Unlike what would be the case in sexual reproduction, these clones do not gestate in the bodies of Riker and Pulaski. They are not physical burdens to Riker and Pulaski. Riker and Pulaski would, arguably, have no duty to support and raise them. (What family structures, if any, are there are among the Mariposans?) The only ways the Mariposans have imposed on Riker and Pulaski are 1) by “robbing” them of some bodily tissue they would not miss, 2) by compromising their genetic distinctiveness, as Riker stated, and 3) by taking from them the decision of whether to reproduce and to care for their offspring. The third seems to me most important, but it doesn’t come up explicitly in the episode. To find this concern, the concern that one might unwillingly have offspring to whom one might owe a duty of care one cannot or wishes not to perform, we have to read it into the facial expressions and nonverbal cues of Riker and Pulaski. Do they feel a parental right and duty to care for their unconventional offspring? Would they rather kill their offspring than allow their offspring to live estranged from them, among the Mariposans? Or, as Riker indicates, do they only feel degraded by having been cloned?
The sci-fi stories discussed here focus mostly on who counts as a
person, with relationships between parent/creator and offspring/creation as a
lesser concern. Part 2 will focus on
fantasy stories where treating people as property has less to do with
questionable personhood and more to do with duties of care in relationships of
trust.
[i] The subsequent film version changes the story so that the enslaved humans and intelligent apes are on Earth, descended from the intelligent humans and less intelligent apes on Earth today.
[ii] The term “harvest” comes up also when the main character, a terrestrial human, decides to sell her eggs for money. Unfertilized eggs are hardly human beings, but some would consider selling them an affront to human dignity. Using the same term for selling eggs as for owning and harvesting human beings invites a comparison. Is it wrong not only to own humans but also to own and sell the tissue capable of making humans?
[iii] It is strange that the Republic doesn’t rule on the personhood status of the clones given that enslavement of sentient species is illegal in the Republic. Slaves like Anakin are held in the Outer Rim where the Republic has little power. However, since the Republic commissioned the creation of the clone army, in a sense buying them, and since it benefits from their labor, the Republic has significant motivation to avoid legally determining the clones are sentient persons with the right to refuse to fight.
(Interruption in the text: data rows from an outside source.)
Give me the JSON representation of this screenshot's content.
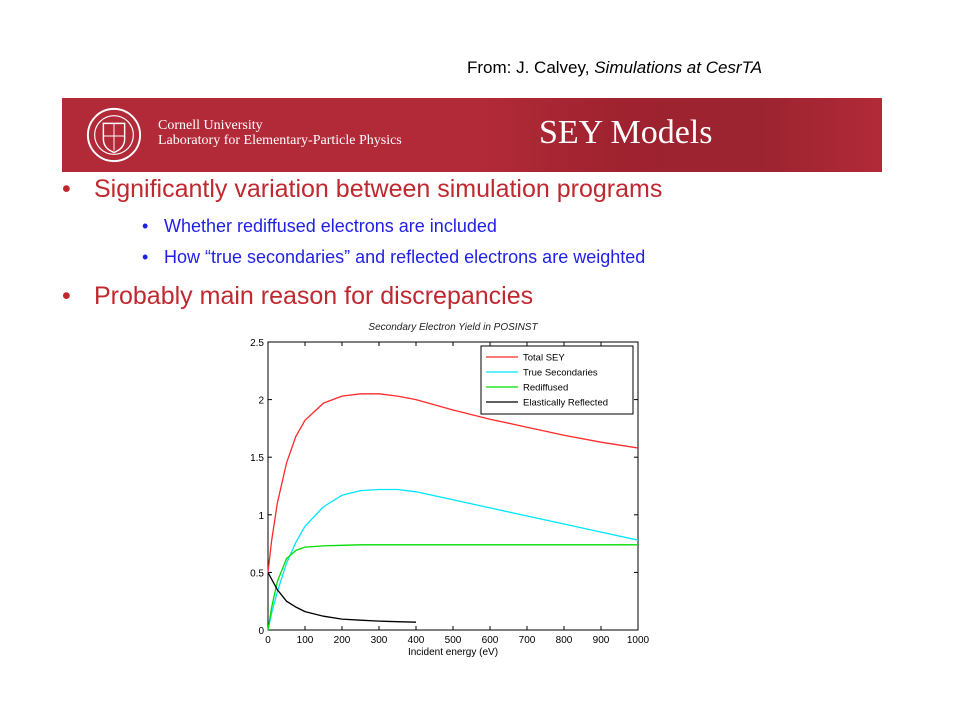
{
  "attribution": {
    "prefix": "From: J. Calvey, ",
    "work": "Simulations at CesrTA"
  },
  "banner": {
    "university": "Cornell University",
    "lab": "Laboratory for Elementary-Particle Physics",
    "title": "SEY Models",
    "background": "#b22a38",
    "seal_icon": "cornell-seal-icon"
  },
  "bullets": {
    "b1": "Significantly variation between simulation programs",
    "b1_sub1": "Whether rediffused electrons are included",
    "b1_sub2": "How “true secondaries” and reflected electrons are weighted",
    "b2": "Probably main reason for discrepancies",
    "bullet_char": "•"
  },
  "colors": {
    "heading": "#c0282f",
    "subtext": "#1f1fe6"
  },
  "chart_data": {
    "type": "line",
    "title": "Secondary Electron Yield in POSINST",
    "xlabel": "Incident energy (eV)",
    "ylabel": "",
    "xlim": [
      0,
      1000
    ],
    "ylim": [
      0,
      2.5
    ],
    "xticks": [
      0,
      100,
      200,
      300,
      400,
      500,
      600,
      700,
      800,
      900,
      1000
    ],
    "yticks": [
      0,
      0.5,
      1,
      1.5,
      2,
      2.5
    ],
    "grid": false,
    "legend_position": "top-right",
    "x": [
      0,
      10,
      25,
      50,
      75,
      100,
      150,
      200,
      250,
      300,
      350,
      400,
      500,
      600,
      700,
      800,
      900,
      1000
    ],
    "series": [
      {
        "name": "Total SEY",
        "color": "#ff2a2a",
        "values": [
          0.5,
          0.78,
          1.1,
          1.45,
          1.68,
          1.82,
          1.97,
          2.03,
          2.05,
          2.05,
          2.03,
          2.0,
          1.91,
          1.83,
          1.76,
          1.69,
          1.63,
          1.58
        ]
      },
      {
        "name": "True Secondaries",
        "color": "#00e5ff",
        "values": [
          0.0,
          0.15,
          0.33,
          0.58,
          0.76,
          0.9,
          1.07,
          1.17,
          1.21,
          1.22,
          1.22,
          1.2,
          1.13,
          1.06,
          0.99,
          0.92,
          0.85,
          0.78
        ]
      },
      {
        "name": "Rediffused",
        "color": "#00dd00",
        "values": [
          0.0,
          0.2,
          0.42,
          0.62,
          0.69,
          0.72,
          0.73,
          0.735,
          0.74,
          0.74,
          0.74,
          0.74,
          0.74,
          0.74,
          0.74,
          0.74,
          0.74,
          0.74
        ]
      },
      {
        "name": "Elastically Reflected",
        "color": "#000000",
        "values": [
          0.5,
          0.44,
          0.35,
          0.25,
          0.2,
          0.16,
          0.12,
          0.095,
          0.085,
          0.077,
          0.072,
          0.068,
          null,
          null,
          null,
          null,
          null,
          null
        ]
      }
    ]
  }
}
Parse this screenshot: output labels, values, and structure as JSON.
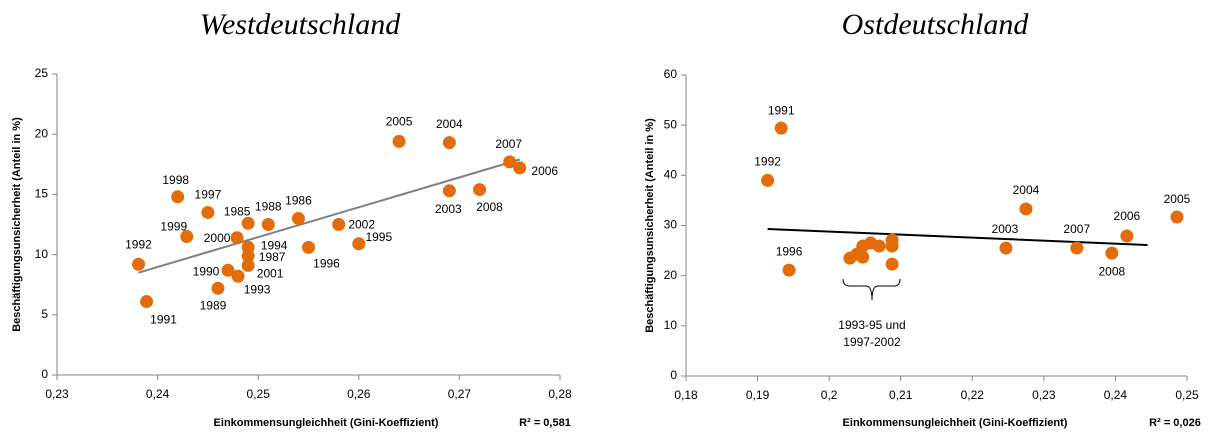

This interpretation suggests that the Republic is not only bureaucratically bloated but also corrupt.
[iv] In a much later episode, “Second Chances”, Will Riker discovers that he is not genetically unique. When he was transported from planet to ship years earlier, the beam split so that one Riker materialized on the ship and another back on the planet. There are two genetically identical Rikers. The Riker who materialized on the planet, not the Riker of the Enterprise, is not featured in any other episode of The Next Generation, and thus Will Riker’s uniqueness as a character is protected. The second Riker does appear in one episode of Deep Space Nine, where he impersonates the Enterprise Riker in order to commit an act of terrorism.
[v] However, in the episode “Family”, Picard visits his brother and sister-in-law on Earth, and we see that they do not use a replicator but cook food from scratch. Whether they cook meat is not specified.
[vi] Vulcans, members of the Federation along with most humans, are vegetarian.